Nugroho mengemukakan, kebiasaan itu berawal dari masyarakat yang sejak dulu beranggapan masalah sanitasi adalah urusan pribadi, meskipun hal tersebut menjadi masalah global.
Berdasarkan data World Toilet Organization sekitar 40 juta penduduk Indonesia masih melakukan praktik BAB sembarangan. Produksi limbah manusia tersebut diperkirakan mencapai sekitar 11 ribu ton tinja per hari yang tidak diolah dengan semestinya. "Itu kira-kira setara sebanyak 3.500 gajah sumatera," jelas Nugroho.

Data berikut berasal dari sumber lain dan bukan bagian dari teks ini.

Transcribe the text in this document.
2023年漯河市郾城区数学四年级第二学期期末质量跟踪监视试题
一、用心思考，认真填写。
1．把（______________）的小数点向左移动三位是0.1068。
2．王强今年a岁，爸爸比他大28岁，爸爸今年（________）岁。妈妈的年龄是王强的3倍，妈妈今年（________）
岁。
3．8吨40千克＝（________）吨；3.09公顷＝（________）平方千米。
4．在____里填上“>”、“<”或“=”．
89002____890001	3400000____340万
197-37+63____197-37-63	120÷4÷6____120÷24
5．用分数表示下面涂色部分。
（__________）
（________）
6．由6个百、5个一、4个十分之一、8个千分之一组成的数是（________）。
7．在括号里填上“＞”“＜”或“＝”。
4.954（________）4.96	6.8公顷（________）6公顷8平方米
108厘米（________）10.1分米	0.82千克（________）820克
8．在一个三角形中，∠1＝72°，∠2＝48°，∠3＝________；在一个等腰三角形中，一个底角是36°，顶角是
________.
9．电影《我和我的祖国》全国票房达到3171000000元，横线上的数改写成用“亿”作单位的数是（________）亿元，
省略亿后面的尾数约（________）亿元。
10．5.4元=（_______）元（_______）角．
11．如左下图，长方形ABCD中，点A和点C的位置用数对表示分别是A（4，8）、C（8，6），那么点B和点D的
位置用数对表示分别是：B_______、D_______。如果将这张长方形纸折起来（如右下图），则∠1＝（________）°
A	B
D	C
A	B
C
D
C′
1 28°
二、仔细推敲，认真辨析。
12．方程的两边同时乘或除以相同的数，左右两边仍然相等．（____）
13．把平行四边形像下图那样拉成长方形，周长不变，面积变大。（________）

Sementara limbah yang berasal dari pembuangan urine secara sembarangan dan tidak diolah dengan benar, diperkirakan mencapai angka 140 ribu meter kibik atau setara dengan 28 ribu tangki bahan bakar minyak.
"Seperti yang saya singgung tadi, di Jakarta sejuta orang buang air di sungai-sungai, menjadikan air kali itu sebagai limbah," papar Nugroho.
Padahal, air sungai di ibu kota merupakan salah satu bahan baku air minum di Jakarta. "Oleh sebab itu saya tidak heran bila 35 persen kematian balita disebabkan oleh diare. Ini salah satunya akibat sanitasi yang buruk," tambahnya.
Pada kesempatan yang sama, Naning Adiwoso dari Asosiasi Toilet Indonesia mengungkapkan, hingga kini akses sanitasi sehat baru bisa dinikmati 55 persen penduduk Indonesia.
Naning memaparkan, toilet umum baik di bandara, pusat perbelanjaan dan stasiun pengisian bahan bakar umum pun, kebanyakan belum memenuhi standar sanitasi yang sehat. "Sanitasi yang tidak sehat berpotensi menimbulkan berbagai macam penyakit," ucap Naning.